I don't know about now, but it seems like Nick was always determined to have one sketch comedy show on the channel. You Can't Do That on Television ended production in 1990 (continuing to be shown in reruns until 1993) and around the time it ended production Welcome Freshman began and was initially a sketch comedy show (with all the actors playing the same character in each sketch). Then the show switched formats from a sketch comedy show to a sitcom around the time Roundhouse debuted, and when Roundhouse went off the air All That premiered.

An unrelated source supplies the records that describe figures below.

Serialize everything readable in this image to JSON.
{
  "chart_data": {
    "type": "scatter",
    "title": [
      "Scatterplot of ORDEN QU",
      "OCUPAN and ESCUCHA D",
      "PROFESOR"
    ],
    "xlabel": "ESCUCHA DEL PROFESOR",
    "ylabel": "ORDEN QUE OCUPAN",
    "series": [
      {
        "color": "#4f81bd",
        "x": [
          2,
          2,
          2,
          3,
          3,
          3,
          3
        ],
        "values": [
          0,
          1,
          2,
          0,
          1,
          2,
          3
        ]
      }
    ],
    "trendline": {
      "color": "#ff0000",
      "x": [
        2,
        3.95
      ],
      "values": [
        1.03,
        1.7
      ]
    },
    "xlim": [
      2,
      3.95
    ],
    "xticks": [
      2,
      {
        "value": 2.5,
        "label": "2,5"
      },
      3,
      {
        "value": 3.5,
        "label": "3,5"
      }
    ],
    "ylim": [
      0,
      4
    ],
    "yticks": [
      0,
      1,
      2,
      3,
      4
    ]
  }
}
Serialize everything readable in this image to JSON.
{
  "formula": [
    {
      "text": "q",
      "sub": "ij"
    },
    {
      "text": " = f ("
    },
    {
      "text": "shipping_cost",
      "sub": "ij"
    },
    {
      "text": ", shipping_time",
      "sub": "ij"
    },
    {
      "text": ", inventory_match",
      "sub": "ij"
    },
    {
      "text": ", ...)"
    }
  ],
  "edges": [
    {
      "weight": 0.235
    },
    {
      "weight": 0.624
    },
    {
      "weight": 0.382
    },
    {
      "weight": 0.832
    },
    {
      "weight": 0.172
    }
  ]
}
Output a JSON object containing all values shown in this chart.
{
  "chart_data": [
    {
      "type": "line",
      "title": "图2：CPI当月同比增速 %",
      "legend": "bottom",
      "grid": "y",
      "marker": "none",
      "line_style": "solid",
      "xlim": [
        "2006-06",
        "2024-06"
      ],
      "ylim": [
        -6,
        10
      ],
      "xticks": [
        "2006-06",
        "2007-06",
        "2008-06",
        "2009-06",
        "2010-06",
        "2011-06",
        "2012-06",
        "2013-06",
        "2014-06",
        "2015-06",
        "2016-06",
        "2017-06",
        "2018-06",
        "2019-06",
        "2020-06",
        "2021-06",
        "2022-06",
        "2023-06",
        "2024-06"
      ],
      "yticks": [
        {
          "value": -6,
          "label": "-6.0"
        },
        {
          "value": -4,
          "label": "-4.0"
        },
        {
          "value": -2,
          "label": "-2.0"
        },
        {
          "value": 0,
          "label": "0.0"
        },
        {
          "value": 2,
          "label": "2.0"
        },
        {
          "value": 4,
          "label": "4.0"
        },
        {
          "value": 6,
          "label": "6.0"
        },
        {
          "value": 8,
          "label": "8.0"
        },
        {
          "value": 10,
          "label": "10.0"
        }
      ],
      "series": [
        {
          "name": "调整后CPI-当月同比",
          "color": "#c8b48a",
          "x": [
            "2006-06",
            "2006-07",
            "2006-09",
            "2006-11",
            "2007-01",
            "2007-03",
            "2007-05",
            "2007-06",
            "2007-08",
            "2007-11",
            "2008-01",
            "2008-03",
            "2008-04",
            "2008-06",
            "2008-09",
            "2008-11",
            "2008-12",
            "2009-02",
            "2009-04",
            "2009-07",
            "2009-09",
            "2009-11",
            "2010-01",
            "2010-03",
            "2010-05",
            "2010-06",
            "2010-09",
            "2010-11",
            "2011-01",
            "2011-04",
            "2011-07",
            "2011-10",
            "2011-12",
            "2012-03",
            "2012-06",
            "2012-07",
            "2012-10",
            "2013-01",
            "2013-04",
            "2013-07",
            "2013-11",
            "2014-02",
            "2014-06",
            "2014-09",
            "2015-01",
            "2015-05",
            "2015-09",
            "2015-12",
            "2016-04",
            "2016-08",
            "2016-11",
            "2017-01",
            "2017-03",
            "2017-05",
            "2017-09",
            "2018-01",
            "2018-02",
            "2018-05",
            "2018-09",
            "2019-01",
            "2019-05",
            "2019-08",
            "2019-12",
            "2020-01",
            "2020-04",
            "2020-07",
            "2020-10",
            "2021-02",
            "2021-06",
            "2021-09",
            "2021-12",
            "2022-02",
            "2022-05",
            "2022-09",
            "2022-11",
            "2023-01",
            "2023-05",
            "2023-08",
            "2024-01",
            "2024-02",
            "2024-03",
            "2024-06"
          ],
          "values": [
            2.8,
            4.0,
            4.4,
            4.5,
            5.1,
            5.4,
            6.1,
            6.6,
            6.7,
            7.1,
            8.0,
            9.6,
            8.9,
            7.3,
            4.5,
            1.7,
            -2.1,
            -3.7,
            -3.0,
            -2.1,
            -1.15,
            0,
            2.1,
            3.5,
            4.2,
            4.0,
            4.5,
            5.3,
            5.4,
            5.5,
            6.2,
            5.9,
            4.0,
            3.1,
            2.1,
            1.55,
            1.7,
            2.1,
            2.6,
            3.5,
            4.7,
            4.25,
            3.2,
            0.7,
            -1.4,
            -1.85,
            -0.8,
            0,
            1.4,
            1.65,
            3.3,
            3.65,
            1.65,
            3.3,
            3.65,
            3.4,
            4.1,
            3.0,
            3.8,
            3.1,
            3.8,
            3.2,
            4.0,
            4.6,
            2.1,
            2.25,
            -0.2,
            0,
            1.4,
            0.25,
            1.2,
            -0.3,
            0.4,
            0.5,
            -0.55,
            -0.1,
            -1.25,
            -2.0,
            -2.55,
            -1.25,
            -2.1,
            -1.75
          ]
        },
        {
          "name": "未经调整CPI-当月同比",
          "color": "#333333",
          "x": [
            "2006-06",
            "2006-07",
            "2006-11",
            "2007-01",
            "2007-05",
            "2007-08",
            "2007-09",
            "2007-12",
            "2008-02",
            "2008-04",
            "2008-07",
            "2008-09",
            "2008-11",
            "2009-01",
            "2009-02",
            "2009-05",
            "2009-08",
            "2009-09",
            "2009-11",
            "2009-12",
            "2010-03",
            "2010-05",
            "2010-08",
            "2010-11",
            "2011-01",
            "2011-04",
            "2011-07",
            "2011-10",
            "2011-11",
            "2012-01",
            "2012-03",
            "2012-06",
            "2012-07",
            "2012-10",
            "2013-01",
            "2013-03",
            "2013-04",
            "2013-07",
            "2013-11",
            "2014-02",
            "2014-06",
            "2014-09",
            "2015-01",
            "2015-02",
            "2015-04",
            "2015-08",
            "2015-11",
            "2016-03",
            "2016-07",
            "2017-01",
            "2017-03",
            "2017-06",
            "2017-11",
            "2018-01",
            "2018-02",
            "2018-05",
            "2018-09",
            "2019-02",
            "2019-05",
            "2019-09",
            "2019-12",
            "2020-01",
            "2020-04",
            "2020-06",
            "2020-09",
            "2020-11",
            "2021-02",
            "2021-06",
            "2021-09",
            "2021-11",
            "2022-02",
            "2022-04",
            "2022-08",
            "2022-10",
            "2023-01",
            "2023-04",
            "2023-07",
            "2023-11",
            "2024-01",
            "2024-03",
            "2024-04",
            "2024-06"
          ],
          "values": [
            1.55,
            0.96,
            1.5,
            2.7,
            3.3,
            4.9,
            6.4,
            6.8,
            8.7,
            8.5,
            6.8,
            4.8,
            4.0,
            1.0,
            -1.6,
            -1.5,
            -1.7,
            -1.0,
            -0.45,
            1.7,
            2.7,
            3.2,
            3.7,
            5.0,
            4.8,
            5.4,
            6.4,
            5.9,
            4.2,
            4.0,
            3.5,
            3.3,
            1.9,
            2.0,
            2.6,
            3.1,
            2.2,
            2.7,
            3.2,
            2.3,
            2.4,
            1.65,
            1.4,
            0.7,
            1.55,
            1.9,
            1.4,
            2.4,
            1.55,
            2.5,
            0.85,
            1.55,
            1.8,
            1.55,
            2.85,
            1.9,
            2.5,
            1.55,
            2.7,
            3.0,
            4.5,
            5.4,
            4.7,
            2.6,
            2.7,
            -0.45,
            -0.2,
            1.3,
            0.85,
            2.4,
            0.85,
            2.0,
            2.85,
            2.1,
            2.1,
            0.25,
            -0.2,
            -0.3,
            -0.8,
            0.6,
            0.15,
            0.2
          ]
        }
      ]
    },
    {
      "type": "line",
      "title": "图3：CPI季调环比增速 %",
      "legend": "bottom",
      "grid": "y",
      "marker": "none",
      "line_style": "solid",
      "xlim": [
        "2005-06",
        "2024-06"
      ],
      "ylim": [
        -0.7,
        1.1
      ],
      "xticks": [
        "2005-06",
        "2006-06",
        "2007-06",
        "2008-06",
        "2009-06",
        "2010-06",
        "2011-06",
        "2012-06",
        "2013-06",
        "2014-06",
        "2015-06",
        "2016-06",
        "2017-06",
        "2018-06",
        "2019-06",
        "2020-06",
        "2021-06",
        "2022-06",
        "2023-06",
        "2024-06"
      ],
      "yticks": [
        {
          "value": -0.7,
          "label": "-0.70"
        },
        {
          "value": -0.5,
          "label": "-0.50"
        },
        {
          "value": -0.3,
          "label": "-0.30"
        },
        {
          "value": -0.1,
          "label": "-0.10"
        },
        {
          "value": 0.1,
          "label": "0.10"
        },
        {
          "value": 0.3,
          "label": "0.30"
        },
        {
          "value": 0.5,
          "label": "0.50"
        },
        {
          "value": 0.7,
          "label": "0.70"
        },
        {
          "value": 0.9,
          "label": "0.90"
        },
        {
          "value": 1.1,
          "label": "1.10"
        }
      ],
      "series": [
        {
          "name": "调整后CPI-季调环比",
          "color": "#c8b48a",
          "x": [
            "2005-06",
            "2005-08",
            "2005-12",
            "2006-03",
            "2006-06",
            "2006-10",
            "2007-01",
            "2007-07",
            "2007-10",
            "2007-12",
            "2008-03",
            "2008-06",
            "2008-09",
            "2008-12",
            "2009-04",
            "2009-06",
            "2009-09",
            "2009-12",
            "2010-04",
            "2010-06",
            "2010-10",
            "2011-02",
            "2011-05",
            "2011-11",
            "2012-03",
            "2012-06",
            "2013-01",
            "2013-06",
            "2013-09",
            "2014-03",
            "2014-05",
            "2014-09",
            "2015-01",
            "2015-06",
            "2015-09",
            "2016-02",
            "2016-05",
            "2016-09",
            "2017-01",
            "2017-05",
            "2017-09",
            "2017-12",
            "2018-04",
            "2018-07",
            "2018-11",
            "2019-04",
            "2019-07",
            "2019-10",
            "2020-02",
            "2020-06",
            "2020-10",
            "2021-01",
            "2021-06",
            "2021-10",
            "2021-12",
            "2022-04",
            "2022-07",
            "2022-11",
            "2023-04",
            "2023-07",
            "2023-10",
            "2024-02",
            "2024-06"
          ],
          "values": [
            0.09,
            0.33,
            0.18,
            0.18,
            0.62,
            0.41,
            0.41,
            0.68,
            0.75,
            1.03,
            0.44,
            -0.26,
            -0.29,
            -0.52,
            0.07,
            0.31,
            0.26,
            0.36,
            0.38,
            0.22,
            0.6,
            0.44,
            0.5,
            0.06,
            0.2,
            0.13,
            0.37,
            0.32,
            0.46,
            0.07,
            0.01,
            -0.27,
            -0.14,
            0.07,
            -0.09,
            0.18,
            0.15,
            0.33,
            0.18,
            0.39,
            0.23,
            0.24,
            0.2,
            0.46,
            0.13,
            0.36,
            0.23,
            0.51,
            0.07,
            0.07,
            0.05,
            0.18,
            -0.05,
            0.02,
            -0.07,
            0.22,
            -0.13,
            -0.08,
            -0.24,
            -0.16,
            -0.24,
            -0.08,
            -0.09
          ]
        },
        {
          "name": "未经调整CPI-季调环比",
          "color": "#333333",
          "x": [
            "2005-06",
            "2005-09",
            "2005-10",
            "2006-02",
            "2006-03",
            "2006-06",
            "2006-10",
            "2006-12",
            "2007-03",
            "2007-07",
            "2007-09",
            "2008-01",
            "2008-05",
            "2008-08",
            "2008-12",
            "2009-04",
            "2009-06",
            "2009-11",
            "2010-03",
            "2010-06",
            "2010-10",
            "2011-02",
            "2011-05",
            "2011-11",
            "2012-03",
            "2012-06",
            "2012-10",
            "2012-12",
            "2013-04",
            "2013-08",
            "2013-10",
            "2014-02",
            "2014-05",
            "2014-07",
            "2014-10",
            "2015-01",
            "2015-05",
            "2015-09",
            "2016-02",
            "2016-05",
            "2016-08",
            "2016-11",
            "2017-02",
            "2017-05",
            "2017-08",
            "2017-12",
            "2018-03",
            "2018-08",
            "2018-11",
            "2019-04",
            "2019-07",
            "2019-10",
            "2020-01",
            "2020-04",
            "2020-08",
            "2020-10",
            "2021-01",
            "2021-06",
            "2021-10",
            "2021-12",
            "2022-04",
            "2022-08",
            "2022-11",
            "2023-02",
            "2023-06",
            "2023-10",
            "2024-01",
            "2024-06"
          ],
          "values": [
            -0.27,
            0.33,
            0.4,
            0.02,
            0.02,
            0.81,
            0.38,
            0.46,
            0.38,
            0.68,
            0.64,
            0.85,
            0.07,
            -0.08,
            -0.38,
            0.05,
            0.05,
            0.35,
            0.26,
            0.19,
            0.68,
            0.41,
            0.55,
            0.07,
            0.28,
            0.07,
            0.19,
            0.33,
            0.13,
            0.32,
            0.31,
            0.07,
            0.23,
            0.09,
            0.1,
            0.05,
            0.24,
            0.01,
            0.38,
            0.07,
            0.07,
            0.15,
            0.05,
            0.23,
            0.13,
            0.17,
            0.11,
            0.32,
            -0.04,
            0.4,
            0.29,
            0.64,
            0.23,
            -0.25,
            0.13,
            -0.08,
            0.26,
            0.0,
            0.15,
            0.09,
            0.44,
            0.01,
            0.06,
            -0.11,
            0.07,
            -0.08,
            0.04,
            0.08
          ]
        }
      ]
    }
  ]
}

There's one promo I remember well. I can't find it on its own on youtube (only as part of a fan-made compilation of Nickelodeon promos), which promoted "Actual Reality". It begins with an announcer saying "First, there were video games", showing a kid (or teenager?) playing video games. Then it switched to that kid wearing some virtural reality device on his head, the announcer adds"Then there was virtural reality, making it feel like you were there". And after that the kids house falls apart and he's at an outdoor basketball court and starts playing basketball with friends, as the announcer promotes actual reality, which really just promotes actually being outside and doing things. Back then, I was confused. I thought "Actual Reality" was an actual product, and that it didn't really show what actual reality was. In fact that commercial was also the first time I had heard of virtural reality. Aside from the Virtural Boy (which hardly had any real virtural reality-based games anyway) was it ever common for kids to actually have virtural reality devices, because I don't ever remember having any, and nobody I ever visited had any.